The gang from Indochino, including CEO Kyle Vucko and President Heikal Gani, has arrived in Washington. From March 2nd through the 10th, the company’s tailors and stylists will show customers around their product line of suits, shirts and accessories and take measurements out of Living Social’s 918 F Street NW location. Here’s a look inside the experience based on a visit during their March 1 media preview.
Upon entering, customers are met by a concierge who will check them in and walk upstairs to their fit specialists and stylists. Upstairs, the space is separated into two rooms: a showroom and fitting rooms (fitting pods, actually).

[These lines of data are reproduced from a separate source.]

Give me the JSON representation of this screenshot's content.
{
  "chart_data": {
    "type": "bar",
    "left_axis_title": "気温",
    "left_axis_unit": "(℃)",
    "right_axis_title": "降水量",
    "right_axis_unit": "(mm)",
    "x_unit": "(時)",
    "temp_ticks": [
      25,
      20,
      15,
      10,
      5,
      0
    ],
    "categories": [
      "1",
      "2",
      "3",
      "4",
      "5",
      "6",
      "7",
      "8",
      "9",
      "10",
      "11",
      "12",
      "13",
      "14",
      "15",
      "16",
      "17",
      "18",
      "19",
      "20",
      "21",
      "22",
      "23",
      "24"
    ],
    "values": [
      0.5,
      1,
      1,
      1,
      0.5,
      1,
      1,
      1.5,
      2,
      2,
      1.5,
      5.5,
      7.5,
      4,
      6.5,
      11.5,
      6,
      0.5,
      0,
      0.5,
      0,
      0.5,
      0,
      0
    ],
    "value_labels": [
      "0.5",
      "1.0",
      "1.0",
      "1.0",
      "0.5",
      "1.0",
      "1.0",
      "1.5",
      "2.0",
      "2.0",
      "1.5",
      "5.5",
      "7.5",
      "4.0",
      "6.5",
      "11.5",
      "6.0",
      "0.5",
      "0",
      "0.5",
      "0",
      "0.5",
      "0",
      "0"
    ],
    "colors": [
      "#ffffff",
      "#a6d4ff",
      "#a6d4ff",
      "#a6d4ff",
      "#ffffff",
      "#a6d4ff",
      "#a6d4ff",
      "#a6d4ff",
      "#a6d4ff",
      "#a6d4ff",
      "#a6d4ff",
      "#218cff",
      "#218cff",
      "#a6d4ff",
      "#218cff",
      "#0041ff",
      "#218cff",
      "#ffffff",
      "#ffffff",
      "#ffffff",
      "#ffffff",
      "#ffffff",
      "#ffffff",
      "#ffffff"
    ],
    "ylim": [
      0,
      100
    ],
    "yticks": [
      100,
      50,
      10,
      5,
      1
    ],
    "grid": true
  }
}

In the showroom, large bolts of suiting fabrics are laid out along with samples of finished suits, shirts and accessories. As someone who has never ordered from Indochino before, it was nice to have the opportunity to see and feel fabrics in person as well as to talk to some of the many team members humming around the installation.

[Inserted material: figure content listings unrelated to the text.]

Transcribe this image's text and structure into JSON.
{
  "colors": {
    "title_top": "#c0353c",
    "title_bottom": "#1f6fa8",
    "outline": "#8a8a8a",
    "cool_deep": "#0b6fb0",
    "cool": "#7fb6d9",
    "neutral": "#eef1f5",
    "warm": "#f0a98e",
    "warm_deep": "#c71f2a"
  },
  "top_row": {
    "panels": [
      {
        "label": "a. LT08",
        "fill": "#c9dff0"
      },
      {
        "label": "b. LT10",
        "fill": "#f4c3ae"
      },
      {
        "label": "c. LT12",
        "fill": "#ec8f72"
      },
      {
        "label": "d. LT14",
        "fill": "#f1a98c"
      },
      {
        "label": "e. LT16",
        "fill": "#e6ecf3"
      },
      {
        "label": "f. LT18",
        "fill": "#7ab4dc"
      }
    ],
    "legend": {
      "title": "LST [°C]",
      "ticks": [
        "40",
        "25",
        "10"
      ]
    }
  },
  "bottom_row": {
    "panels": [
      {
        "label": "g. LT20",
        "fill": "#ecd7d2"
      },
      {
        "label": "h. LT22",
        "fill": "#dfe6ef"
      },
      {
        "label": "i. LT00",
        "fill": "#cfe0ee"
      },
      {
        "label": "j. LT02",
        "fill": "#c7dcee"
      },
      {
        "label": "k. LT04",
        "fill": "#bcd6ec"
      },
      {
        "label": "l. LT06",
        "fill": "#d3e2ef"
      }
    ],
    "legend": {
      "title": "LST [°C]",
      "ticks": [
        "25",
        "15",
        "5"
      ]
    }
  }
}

Over at the fitting rooms, a tailor will take a series of measurements and ask questions about fit preference. It helps to go in knowing and being able to articulate what you like. The tailors — or my tailor at least — don’t just take measurements and ask whether you want a “classic” or “modern” fitting suit. From the height of the armholes to the amount of tapering in the legs of the trousers, there were a lot of decisions to make, which is great if you have ever given these things some thought but might be intimidating if you have not. (Customers can take advantage of Indochino’s fit promise if their garment doesn’t come out the way they imagined, but knowing things such as how form fitting you like your pants and where you want your suit jacket to fall will help get the suit right the first time.)

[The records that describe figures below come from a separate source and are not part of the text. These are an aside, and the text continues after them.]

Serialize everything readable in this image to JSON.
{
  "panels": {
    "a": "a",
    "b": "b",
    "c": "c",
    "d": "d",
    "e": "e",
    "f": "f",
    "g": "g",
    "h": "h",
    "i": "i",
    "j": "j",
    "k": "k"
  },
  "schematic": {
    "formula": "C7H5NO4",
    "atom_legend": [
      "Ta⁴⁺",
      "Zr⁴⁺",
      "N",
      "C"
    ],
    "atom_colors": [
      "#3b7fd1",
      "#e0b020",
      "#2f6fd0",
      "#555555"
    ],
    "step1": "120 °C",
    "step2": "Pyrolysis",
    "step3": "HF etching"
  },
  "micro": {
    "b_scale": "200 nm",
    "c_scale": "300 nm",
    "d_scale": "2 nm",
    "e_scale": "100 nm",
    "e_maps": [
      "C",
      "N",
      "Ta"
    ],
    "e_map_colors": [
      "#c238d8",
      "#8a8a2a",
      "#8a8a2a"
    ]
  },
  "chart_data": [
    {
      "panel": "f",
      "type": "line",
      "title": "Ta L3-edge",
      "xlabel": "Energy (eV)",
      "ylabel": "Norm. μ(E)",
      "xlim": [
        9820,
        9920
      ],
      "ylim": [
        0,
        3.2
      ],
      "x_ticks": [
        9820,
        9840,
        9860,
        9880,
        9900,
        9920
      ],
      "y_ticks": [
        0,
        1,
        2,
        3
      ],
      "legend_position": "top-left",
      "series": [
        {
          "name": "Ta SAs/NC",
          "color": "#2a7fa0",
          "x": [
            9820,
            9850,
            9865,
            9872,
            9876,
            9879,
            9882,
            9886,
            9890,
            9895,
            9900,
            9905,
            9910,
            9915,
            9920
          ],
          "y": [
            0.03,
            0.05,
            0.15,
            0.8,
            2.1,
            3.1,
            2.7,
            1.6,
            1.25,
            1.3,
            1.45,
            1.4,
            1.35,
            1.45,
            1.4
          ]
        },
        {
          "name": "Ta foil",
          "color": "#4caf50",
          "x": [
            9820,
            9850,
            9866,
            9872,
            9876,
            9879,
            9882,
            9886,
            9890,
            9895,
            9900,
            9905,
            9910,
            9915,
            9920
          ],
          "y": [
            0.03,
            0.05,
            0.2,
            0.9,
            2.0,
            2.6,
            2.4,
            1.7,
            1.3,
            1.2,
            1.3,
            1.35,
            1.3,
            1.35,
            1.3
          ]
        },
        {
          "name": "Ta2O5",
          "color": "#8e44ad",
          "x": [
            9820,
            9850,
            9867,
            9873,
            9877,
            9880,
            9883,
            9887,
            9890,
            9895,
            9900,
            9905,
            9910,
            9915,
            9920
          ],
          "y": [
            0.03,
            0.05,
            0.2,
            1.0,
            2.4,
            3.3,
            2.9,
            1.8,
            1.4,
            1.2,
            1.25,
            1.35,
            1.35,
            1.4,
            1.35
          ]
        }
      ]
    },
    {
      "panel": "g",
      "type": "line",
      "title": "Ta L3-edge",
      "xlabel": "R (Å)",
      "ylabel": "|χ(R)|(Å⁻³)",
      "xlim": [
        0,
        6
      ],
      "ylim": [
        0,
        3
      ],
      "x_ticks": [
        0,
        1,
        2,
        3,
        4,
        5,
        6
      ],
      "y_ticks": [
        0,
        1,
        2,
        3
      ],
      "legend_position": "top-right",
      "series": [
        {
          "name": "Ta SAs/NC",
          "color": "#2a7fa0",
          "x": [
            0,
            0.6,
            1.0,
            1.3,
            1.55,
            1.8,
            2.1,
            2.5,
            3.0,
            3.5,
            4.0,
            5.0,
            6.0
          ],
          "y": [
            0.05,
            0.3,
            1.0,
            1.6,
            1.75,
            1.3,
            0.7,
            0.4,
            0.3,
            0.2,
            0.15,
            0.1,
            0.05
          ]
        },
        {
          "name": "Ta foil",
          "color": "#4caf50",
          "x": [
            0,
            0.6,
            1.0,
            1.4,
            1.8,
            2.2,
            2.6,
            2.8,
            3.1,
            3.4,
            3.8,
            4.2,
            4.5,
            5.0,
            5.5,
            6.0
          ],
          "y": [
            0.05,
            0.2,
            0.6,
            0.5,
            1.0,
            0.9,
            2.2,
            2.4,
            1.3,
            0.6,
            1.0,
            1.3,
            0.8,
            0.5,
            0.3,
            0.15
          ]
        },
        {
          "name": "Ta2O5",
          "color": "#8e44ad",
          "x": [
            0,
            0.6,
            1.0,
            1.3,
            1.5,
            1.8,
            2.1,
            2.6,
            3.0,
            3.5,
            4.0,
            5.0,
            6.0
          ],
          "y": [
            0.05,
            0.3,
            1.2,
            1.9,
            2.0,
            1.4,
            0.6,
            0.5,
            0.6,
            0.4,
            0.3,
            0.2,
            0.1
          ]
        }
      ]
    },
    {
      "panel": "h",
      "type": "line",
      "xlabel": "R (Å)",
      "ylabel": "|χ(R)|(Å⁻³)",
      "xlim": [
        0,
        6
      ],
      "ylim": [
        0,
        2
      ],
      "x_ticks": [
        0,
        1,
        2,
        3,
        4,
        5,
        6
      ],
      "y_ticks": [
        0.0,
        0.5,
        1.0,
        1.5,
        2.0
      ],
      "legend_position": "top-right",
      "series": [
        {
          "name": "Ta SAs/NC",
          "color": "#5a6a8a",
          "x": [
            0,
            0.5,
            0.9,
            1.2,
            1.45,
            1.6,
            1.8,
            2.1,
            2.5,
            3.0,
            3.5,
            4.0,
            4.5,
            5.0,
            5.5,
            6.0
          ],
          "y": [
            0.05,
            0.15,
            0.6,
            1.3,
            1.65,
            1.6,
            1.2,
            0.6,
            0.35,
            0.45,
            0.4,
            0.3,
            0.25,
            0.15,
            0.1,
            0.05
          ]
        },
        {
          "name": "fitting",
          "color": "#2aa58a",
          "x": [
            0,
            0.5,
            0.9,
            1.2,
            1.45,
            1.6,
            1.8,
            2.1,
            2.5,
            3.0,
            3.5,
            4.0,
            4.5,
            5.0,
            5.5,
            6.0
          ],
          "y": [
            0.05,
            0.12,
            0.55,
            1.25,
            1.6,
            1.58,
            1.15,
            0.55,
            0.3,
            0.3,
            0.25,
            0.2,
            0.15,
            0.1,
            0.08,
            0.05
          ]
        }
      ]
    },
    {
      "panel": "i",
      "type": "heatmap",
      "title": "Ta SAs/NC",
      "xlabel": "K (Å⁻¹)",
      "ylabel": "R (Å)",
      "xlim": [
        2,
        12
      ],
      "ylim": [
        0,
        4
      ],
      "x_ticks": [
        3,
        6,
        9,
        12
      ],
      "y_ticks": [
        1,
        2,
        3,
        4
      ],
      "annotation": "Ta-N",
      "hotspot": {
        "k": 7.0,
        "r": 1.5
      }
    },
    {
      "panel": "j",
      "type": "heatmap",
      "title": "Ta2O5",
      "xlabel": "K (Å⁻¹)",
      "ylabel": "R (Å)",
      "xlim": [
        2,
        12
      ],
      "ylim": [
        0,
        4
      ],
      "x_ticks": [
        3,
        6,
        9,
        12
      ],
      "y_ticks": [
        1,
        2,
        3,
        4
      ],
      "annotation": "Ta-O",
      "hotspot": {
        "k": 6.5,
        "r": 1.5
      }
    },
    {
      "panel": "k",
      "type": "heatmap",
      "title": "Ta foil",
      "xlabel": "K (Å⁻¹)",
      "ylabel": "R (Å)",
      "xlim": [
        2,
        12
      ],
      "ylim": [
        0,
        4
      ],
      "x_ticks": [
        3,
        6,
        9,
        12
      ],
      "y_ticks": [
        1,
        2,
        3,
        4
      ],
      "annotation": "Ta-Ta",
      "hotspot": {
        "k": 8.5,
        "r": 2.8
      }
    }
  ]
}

The best way to guarantee a visit with the tailor is to make an appointment, though Indochino indicated that they are accepting a limited number of walk-ins as well. Buzzing around the space during the media preview, a representative said the company had already met its targets for booking appointments, suggesting that DC men are at least intrigued by Indochino and its contribution to alternative retail.
It is nice to see companies like Indochino and Bonobos using Washington to experiment with non-traditional, digital-age retail concepts. Through March 10, you can check them out for yourself.